Harlan County, U.S.A. (1976) and
American Dream (1991)
Barbara Kopple gathered a pair of
Oscars for her documentaries
about miners and meatpackers. The films "make an epic double bill
on the rise and fall of the labor movement in America," says
Kahana. "Kopple is the epitome of the committed filmmaker, rolling
up her sleeves and joining the fray, helping out on the picket
lines, and getting shot at by vigilantes."
Nobody's Business (1996)
Documentary filmmakers are increasingly focusing on their own lives
and on their families. "I call it domestic ethnography," says
Renov. "It's [about] really digging into your own background to
look at where you came from and who you are via your own family
members." But, according to Renov, Alan Berliner's film about his
father - a reluctant subject if ever there was one - "is the best
of them." The downside? It's not widely distributed. To order your
own copy, contact Milestone Films at (800) 603-1104 or at
www.milestonefilms.com. While you're waiting for
Nobody's
Business to arrive, Ted Sarandos, chief content officer of the
DVD rentals-by-mail service Netflix, recommends you check out
Tarnation, an incredibly intimate 2003 documentary about
filmmaker Jonathan Caouette's family.
The Gleaners and I (2000)
In her first-person documentary, which Kahana says is "one of the
very best" there is, French filmmaker Agnès Varda manages to bring
garbage, French civil law, and home video together - successfully.
"A charmingly digressive film," he adds,
Gleaners is "knit
together by Varda's funny, incisive, and deeply personal
narration."
Spellbound (2002)
Spellbound, which lives up to its name literally and
figuratively, seems at first like it's going to be a light little
flick about the Scripps Howard National Spelling Bee.

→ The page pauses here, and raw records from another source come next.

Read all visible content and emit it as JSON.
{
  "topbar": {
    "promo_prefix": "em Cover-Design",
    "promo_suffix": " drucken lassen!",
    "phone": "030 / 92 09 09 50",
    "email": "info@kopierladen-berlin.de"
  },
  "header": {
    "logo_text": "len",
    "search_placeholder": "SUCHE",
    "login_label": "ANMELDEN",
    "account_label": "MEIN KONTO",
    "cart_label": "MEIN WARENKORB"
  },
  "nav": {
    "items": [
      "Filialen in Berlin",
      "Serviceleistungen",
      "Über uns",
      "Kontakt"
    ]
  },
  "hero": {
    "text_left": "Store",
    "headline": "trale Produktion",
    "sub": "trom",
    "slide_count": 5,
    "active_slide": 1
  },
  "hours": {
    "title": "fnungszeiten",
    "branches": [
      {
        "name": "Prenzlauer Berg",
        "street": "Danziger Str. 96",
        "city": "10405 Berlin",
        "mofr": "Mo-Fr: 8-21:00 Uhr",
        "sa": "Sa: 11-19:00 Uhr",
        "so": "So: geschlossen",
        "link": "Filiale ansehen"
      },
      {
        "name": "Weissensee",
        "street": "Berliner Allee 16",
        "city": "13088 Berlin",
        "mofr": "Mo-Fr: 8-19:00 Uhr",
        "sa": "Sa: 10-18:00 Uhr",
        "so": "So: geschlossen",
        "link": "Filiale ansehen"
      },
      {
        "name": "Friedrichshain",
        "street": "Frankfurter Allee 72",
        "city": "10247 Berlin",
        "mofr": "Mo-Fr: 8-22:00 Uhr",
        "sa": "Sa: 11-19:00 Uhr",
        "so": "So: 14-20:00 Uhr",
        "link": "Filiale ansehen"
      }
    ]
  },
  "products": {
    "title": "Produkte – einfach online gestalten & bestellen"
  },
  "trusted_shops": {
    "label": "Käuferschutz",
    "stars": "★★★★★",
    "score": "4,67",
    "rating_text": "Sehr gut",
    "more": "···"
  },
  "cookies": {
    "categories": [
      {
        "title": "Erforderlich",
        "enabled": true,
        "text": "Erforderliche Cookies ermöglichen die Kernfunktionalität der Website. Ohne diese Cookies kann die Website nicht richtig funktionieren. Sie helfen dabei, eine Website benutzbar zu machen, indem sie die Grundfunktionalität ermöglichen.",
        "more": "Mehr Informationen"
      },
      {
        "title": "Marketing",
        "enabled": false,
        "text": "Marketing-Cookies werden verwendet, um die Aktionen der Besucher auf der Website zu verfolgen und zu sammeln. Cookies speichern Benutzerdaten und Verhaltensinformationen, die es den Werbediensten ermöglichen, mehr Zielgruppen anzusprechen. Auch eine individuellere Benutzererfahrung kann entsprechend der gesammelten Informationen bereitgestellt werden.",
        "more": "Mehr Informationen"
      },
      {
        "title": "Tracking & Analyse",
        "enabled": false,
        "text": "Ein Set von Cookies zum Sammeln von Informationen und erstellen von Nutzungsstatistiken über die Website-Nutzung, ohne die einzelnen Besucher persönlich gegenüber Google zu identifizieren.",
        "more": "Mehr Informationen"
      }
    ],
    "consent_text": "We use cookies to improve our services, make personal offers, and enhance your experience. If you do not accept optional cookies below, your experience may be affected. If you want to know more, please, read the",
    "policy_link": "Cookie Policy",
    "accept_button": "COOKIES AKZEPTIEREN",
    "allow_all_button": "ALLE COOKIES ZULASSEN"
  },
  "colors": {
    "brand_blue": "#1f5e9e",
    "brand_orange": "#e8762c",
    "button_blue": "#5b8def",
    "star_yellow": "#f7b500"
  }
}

Well, not so
much. "It's a wonderfully well-made film," says Renov. "It's
humorous and does one of the things I love for films to do - it
starts out feeling like it's one kind of film and turns into
another." Instead of just a look at the bee, viewers get to take a
good look "at American culture … our competitiveness, how driven
we've become." And director Jeffrey Blitz does it all without
letting up on the entertainment value for even a second.
Capturing the Friedmans (2003)
If there’s one thread that runs through many contemporary documentaries, it’s that of questioning what is true — and what isn’t. In
Capturing the Friedmans, the story of a middle-class father charged with child molestation, filmmaker Andrew Jarecki “just kind of peels the onion and shows the unspoken contradictions and the difficulties” of finding out whether the man accused of the crime was really guilty, says Renov.
The Corporation (2003)
Don’t care much about macroeconomics? Well, just remember, change (of mind) is good. In their “riveting, creative analysis of this fundamental modern institution,” filmmakers Jennifer Abbott and Mark Achbar manage to make the topic “seem sexy,” says Kahana.
Grizzly Man (2005)
Though the story of Timothy Treadwell — who lived in close proximity to the bears of Alaska’s national parks for years, before one of his angrier bear neighbors devoured him — takes place in the U.S., the film, by director
Werner Herzog, has an ever-so-European sensibility. Herzog, who directs both documentaries and feature films, makes docs that “are often as much about Herzog as they are about the subject he makes them about,” says Harris.